Une autre expérience a démontré que les personnes qui avaient réalisé une prise d’expérience alors qu’elles lisaient une histoire impliquant un personnage d’une ethnie ou d’une orientation sexuelle différente démontraient ensuite une attitude plus favorable face à l’autre groupe et étaient moins suceptibles de les stéréotyper.

La prise d’expérience n’est cependant pas garantie. Elle ne peut survenir que lorsque le lecteur ou la lectrice est capable de s’oublier en lisant. Par exemple, la plupart des sujets étaient incapables d’y arriver s’ils lisaient dans un cubicule avec un miroir.

D’autres phénomènes ont également été constatés; ainsi, la version d’une même histoire écrite à la première personne du singulier (utilisant la narration au «je») et impliquant un personnage issu du même milieu que le lecteur avaient beaucoup plus d’impact que celles écrites à la troisième personne du singulier (narration avec il/elle) ou mettant en scène un personnage provenant d’un milieu différent.
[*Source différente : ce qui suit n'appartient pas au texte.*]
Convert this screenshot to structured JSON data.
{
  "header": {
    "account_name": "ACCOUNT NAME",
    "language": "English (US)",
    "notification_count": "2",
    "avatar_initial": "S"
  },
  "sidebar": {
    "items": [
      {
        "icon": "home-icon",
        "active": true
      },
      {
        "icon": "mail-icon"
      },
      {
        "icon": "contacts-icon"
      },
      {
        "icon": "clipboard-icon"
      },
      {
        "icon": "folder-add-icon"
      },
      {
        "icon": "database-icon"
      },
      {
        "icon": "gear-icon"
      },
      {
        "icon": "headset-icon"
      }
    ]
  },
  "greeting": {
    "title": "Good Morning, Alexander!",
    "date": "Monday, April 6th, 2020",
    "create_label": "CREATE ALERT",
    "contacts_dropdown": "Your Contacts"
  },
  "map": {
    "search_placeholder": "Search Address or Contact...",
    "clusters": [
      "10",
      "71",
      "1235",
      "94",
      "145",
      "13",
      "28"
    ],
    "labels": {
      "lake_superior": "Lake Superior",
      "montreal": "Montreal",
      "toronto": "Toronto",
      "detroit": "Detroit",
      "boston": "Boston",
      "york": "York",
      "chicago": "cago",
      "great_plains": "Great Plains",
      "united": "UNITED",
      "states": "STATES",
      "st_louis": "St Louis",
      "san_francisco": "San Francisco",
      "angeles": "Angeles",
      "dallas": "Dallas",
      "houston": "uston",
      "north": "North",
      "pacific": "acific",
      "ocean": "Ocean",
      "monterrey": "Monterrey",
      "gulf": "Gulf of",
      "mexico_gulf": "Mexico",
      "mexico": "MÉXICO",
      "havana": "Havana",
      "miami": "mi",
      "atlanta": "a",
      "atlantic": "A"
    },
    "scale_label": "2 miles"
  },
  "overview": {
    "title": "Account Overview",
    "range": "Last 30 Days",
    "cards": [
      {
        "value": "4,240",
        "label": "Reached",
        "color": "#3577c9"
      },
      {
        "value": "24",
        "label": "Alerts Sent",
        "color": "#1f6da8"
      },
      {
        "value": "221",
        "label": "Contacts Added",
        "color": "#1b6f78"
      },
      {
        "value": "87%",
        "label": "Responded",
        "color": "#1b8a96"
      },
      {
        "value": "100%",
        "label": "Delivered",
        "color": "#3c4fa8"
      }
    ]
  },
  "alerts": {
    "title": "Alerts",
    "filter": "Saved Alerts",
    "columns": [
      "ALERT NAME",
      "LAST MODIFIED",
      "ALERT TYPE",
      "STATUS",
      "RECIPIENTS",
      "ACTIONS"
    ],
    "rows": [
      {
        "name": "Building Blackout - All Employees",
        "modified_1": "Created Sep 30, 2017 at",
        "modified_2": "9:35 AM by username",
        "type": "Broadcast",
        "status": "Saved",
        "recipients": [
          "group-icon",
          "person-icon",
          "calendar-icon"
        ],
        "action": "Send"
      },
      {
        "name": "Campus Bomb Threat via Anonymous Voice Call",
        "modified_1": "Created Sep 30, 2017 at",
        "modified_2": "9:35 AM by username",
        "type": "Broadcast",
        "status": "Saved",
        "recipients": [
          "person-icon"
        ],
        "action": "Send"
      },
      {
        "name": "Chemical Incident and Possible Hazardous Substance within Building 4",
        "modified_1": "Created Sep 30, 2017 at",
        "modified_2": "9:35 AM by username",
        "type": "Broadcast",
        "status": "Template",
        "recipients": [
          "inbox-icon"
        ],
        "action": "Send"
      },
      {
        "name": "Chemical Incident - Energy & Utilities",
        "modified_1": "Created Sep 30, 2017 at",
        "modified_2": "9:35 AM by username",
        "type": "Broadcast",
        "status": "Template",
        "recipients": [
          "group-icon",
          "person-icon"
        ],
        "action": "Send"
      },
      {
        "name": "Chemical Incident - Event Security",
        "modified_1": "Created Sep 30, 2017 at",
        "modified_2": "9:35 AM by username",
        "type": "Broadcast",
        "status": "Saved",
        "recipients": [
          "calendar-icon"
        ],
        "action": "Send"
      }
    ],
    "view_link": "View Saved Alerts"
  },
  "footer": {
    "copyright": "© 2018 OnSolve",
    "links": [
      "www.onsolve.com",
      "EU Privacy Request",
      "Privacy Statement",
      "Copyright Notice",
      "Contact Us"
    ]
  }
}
Une autre expérience a démontré que, dans le cas d’un personne d’origine ethnique ou d’orientation sexuelle différente de celle du lecteur, la prise d’expérience était beaucoup plus élevée lorsque la différence du personnage était révélée tard dans l’histoire. En d’autres termes, il était plus difficle de s’identifier à un personnage différent de soi lorsqu’on savait dès le départ que cette différence existait.

Les travaux du groupe de chercheurs sont publiés dans le Journal of Personality and Social Psychology.